I started a new book last week. I mean, technically, I “started” a “book,” but all that means is I have a few scenes from a hypothetical story outlined in a notepad and sketched out on my computer. That’s not a book. That’s not really anything. In fact, I stumbled over the first line of this blog for some time, because even saying, “I started a new book” sounds like a fraudulent statement.

It’s funny how the tiny beginnings of major happenings can make you feel exactly like that, like a fraud, just pretending to be something you have far more fantasies about than experience. It’s like referring to yourself by a fancy new title on your first day of work, or commenting on your marriage the day after your wedding. The claims feel sort of contrived and uncomfortable. Technically, you are those things, but it still feels like you’re faking it.
So while it seems like it should be some sort of grand announcement, that I’ve “started a new book,” every time I’ve casually mentioned it to anyone, I end up regretting it. I don’t know the answer to any of the questions.
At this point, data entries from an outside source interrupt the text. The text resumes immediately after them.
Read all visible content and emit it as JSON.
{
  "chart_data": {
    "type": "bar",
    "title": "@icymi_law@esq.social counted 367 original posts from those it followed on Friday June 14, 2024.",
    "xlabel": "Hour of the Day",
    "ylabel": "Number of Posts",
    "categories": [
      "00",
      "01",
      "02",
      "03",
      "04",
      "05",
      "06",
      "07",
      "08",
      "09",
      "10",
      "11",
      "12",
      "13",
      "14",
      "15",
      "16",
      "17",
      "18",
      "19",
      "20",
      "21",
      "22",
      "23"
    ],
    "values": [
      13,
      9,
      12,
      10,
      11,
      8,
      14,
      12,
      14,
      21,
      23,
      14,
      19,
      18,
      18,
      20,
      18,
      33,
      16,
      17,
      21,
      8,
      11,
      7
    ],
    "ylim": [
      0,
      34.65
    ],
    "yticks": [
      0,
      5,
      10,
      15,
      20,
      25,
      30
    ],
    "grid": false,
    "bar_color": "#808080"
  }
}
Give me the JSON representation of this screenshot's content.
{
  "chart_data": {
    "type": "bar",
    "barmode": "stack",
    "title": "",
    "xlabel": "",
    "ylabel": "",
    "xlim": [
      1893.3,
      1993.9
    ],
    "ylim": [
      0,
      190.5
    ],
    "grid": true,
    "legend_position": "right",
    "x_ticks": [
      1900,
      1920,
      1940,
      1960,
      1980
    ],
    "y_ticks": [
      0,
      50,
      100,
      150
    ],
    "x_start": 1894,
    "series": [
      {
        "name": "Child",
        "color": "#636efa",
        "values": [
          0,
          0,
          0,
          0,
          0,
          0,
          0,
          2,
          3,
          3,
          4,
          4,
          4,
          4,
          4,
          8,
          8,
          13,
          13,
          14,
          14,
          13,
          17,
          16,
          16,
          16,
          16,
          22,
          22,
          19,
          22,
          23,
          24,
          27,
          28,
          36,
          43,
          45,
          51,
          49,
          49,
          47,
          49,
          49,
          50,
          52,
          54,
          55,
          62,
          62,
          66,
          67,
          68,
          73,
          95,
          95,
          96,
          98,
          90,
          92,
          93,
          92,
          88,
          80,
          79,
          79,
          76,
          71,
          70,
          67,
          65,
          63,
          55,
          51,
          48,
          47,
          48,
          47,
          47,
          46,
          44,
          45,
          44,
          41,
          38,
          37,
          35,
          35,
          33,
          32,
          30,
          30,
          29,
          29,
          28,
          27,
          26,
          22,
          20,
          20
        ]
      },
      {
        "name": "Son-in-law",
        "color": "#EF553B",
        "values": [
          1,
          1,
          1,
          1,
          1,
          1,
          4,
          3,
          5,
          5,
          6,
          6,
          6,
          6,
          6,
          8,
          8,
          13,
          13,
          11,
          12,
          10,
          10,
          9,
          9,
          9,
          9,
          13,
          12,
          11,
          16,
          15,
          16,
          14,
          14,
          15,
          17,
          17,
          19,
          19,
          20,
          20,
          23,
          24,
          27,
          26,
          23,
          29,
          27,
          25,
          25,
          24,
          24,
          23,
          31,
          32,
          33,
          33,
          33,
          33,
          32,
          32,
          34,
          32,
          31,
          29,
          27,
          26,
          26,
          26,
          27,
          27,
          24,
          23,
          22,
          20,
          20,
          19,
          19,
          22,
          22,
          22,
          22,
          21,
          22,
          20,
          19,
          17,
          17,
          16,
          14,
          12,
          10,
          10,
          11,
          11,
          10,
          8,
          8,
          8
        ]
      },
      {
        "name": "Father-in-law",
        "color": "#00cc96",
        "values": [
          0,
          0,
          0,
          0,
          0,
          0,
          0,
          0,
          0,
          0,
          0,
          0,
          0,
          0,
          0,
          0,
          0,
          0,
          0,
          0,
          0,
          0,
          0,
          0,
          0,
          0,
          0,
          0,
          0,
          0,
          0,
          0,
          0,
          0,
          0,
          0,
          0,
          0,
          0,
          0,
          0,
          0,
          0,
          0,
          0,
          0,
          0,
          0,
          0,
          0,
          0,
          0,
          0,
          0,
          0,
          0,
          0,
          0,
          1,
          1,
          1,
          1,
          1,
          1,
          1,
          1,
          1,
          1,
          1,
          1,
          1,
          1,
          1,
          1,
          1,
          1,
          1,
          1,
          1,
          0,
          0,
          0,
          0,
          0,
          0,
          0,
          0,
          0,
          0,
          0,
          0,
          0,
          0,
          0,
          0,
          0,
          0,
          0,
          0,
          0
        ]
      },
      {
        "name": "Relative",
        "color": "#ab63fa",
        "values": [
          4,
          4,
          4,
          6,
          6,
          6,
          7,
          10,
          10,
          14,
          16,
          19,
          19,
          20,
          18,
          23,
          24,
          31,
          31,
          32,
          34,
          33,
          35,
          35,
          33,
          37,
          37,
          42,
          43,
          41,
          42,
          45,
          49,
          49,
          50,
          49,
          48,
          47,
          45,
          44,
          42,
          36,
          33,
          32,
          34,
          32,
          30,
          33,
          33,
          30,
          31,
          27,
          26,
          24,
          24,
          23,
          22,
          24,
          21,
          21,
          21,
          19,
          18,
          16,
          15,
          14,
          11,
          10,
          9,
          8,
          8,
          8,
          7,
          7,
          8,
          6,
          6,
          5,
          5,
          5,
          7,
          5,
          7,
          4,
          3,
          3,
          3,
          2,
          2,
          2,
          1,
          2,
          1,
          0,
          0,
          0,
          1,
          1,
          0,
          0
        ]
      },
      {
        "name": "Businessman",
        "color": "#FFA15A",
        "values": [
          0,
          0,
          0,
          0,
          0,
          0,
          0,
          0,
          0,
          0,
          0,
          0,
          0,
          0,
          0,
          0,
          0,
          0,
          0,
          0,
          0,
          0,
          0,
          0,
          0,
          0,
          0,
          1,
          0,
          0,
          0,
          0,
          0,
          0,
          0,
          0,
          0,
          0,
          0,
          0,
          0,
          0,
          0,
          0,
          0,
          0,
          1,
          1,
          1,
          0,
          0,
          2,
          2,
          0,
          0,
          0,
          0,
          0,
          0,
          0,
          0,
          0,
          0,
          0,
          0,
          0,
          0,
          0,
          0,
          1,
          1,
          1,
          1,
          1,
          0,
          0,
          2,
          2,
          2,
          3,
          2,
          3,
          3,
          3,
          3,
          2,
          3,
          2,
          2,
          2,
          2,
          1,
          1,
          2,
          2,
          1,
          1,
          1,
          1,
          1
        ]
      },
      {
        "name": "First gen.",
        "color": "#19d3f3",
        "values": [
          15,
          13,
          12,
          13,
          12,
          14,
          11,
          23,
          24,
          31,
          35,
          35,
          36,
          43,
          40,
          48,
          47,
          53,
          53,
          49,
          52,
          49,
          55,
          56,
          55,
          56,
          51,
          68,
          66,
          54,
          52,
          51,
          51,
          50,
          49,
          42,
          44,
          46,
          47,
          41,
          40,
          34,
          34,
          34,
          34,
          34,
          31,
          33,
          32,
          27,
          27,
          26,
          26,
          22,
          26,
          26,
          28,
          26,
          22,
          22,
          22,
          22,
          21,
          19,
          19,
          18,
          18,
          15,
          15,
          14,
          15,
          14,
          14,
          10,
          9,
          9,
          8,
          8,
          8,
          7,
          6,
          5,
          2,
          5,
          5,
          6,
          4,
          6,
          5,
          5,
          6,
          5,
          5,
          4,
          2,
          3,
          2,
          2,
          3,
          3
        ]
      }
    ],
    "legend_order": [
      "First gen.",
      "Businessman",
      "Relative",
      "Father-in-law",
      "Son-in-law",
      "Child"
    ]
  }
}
I’ve just plopped a few characters on a page; I don’t know anything about who they will become. Some general plot lines have been set, but I don’t know where all of them are going. I’ve never written fiction before. I have no idea if I’m capable of it. I might not be. It could all be over before it’s even “book” enough to earn such a title.
I guess that is the beauty in beginning something brand new. If it wasn’t sort of terrifying, if it wasn’t such a stretch to your very identity that if feels fraudulent to say it aloud, it wouldn’t be a true adventure. It would just be another thing. So many of the best parts of life start quietly and small, with the answer to a question, an unexpected email or a short jumble of words typed on a page. If they didn’t start so small, so seemingly insignificant, there would be no joy in watching them grow, change, and eventually change you, as they turn into something real.